The story of that deception sparked a memory for Terry O’Neill: “We did an exposé of the social work school when I was editor of BC Report. They taught the students, ‘In the interest of your client, break the law. The law can be stupid. Do what you have to do; what you think is right.'”
Kari Simpson recalled, “One boy was on his own; we got him a lawyer. This young man ended up being able to stay in your home.”
Mrs. Burnett said, “He was five when he arrived. He was 17 when the Ministry decided he should try ‘independent living’… He thought this would be good, because he’d be able to get his sisters to live with him.
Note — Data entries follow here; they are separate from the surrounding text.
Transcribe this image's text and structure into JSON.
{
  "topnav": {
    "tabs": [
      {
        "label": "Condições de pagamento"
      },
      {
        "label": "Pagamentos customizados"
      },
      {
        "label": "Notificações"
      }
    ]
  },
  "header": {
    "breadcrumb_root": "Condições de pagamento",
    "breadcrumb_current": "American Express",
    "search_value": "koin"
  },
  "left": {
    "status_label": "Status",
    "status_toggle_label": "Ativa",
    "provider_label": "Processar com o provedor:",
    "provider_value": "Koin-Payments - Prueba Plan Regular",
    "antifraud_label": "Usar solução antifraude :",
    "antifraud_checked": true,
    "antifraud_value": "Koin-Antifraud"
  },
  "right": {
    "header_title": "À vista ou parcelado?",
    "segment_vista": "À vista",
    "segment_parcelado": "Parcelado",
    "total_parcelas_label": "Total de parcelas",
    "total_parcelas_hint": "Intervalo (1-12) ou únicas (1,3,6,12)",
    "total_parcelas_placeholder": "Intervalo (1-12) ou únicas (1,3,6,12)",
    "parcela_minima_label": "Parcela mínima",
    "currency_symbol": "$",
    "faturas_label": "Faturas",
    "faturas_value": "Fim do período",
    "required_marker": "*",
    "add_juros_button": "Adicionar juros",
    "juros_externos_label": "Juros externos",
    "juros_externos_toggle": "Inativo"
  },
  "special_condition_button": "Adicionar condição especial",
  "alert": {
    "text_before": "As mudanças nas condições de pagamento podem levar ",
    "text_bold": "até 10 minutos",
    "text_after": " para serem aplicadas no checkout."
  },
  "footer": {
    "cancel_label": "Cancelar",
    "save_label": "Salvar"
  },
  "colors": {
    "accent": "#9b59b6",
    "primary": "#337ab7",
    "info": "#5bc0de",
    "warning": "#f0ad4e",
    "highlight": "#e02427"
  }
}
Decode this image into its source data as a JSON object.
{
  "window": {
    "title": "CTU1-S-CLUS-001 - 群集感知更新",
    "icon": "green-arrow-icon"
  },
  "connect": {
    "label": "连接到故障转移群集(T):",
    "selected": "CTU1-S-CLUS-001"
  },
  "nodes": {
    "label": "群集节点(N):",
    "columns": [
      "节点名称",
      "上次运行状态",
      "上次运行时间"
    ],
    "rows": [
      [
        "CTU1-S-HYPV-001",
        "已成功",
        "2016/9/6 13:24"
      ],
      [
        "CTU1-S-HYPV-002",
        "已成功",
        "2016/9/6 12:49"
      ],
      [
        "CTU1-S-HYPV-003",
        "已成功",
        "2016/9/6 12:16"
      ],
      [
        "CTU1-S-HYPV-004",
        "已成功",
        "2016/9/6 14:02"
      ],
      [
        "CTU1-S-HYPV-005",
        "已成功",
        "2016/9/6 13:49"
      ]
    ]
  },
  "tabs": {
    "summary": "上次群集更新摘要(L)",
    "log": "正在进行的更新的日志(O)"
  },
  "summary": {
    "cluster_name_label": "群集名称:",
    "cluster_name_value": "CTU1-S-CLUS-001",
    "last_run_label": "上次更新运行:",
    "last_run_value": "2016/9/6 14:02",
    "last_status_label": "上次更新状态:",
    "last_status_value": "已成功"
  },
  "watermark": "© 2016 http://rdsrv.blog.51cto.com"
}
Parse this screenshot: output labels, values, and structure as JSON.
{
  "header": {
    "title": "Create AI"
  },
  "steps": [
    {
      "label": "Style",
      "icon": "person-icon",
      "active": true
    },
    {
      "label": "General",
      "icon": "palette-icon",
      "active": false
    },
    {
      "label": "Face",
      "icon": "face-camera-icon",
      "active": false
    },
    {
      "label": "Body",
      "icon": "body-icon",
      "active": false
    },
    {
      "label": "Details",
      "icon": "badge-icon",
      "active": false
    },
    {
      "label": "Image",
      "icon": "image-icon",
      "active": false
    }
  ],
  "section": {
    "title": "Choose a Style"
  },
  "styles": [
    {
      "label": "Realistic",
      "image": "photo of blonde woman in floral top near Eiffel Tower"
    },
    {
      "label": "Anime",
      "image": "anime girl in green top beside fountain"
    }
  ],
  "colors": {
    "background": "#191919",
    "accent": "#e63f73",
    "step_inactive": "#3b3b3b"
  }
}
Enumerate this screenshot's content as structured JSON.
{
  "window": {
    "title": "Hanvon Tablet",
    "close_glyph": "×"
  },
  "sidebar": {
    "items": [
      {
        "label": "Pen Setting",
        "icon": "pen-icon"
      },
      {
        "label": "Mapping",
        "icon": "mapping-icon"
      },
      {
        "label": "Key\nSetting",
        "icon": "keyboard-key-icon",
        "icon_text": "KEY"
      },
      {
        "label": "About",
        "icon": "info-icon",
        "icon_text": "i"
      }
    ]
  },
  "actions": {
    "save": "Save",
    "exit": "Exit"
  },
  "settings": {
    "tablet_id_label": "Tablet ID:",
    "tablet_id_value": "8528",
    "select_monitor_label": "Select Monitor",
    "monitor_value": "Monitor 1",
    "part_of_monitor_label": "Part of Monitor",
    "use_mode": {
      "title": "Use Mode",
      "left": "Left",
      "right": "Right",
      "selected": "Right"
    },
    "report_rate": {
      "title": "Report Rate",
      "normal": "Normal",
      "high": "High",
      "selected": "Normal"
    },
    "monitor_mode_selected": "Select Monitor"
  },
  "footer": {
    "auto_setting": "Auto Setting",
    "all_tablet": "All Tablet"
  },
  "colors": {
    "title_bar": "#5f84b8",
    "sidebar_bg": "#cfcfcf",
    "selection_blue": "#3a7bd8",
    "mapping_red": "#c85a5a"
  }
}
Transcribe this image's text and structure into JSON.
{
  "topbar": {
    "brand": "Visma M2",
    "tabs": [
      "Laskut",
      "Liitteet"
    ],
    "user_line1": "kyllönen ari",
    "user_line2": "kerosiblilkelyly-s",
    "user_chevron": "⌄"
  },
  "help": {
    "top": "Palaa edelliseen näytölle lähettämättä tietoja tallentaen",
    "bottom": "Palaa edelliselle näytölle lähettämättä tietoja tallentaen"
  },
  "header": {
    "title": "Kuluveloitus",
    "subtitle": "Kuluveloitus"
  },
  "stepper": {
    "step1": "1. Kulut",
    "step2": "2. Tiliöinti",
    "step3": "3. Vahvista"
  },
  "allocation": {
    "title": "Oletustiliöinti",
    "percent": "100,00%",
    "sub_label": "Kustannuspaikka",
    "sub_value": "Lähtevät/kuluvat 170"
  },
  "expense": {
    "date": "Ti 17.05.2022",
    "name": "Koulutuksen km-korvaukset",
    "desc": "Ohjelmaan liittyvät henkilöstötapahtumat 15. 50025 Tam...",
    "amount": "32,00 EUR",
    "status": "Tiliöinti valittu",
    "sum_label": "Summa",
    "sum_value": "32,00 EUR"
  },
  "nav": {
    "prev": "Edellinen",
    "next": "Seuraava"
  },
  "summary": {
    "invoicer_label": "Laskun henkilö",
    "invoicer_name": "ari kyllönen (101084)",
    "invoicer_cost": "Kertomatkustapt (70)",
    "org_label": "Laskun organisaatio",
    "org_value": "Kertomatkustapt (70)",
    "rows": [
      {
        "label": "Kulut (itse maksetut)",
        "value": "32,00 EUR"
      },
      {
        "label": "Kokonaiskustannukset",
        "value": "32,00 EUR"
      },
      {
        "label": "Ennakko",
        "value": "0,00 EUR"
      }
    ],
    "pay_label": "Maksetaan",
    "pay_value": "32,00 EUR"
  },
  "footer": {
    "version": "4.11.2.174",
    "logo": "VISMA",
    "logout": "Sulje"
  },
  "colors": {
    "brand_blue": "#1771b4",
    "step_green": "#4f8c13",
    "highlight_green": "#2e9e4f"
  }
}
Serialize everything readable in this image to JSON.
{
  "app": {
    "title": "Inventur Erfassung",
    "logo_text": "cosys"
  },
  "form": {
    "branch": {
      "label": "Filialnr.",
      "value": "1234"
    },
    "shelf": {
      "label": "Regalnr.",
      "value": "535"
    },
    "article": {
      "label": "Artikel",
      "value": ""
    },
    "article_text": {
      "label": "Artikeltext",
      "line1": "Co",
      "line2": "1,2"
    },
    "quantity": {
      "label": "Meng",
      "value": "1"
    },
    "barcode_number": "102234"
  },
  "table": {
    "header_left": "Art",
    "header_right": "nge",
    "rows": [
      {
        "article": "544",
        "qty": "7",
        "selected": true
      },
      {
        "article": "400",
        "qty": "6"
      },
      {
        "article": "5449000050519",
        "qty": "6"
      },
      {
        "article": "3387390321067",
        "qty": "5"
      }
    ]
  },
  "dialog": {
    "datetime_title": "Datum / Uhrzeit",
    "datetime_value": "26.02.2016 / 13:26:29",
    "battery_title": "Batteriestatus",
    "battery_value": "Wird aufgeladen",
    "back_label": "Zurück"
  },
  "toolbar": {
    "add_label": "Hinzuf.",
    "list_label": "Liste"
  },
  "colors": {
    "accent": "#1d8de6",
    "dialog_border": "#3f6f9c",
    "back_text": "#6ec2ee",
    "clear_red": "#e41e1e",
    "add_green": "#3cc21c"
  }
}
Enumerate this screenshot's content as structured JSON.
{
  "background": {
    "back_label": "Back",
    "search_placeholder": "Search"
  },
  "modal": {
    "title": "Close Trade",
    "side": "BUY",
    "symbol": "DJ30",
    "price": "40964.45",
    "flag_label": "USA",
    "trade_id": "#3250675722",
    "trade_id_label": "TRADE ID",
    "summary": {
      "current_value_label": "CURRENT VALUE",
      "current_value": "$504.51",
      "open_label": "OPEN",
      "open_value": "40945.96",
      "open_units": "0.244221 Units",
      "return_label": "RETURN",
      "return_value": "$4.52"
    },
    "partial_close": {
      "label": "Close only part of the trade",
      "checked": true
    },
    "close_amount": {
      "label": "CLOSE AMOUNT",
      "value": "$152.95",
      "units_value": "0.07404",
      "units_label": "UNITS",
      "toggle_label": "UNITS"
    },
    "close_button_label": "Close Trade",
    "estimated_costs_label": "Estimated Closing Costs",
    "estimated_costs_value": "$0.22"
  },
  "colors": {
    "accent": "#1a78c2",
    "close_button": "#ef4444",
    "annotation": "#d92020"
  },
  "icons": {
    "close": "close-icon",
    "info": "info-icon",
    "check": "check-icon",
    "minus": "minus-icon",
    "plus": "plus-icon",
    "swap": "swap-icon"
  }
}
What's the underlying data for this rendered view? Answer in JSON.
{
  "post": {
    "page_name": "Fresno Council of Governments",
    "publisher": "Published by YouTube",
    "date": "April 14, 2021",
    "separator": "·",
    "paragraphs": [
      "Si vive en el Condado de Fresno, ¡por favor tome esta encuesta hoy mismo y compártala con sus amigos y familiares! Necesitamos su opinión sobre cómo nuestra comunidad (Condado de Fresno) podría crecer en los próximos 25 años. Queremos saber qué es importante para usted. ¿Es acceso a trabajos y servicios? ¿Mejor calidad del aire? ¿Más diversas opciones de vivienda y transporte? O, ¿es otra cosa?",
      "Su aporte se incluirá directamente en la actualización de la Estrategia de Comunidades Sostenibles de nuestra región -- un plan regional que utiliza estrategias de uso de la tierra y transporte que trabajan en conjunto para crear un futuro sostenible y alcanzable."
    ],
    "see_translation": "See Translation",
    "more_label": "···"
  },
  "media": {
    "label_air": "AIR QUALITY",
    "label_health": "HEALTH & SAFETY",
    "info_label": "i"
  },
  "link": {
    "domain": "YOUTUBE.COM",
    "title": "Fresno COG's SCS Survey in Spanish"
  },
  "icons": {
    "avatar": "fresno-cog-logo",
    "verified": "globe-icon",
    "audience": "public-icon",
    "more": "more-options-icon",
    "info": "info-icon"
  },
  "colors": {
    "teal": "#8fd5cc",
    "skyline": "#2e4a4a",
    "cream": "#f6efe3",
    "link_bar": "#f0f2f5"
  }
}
These children have not lived together since 2002.
“[A] would phone and say, ‘Mom, I’m not supposed to talk to you. I’m in Port Moody.’ By this time, she was seriously into crack cocaine. [B] is doing well; she’s out of this province.
“How many social workers do you know who have so much time on their hands that… this social worker has been in touch with her–she’s now 21–and has convinced her that she’s her ‘best friend’.
“The social worker called and asked, ‘Could you talk to [J]? He’s not bathing, and we’re worried about mental health issues. I called him and talked to him. He showered and changed his socks.
“I just talked to [J2] at Christmas and his birthday; [T] is currently in jail. I got a letter from him, addressed ‘To Mom and the rest of the family…'”
Terry O’Neill commented, “It’s amazing that despite the malfeasance of the Ministry–there’s no other word for it–there are still bonds… I congratulate you for the wonderful job you did… You haven’t given up on them.”
Kari Simpson said, “This problem is epidemic… these children don’t have voices. So many families have been destroyed, and the parents have given up because ‘What’s the point? No one cares!’
“Well, we care!
“We need to put affidavits on these kids’ files, so when they grow up they can sue the Ministry. Nothing brings an understanding of reality quicker than financial accountability.
“These stories will not be put aside!
“Bruce McNeil, the same director who figures in the Baynes’ story, figures in this story.
“Madame Minister, are you listening? Madame Premier, are you listening? You said during the leadership campaign that your government would put ‘Families First’. This is a chance to make that true.”
RoadKill Radio’s coverage of State vs Family in BC will continue.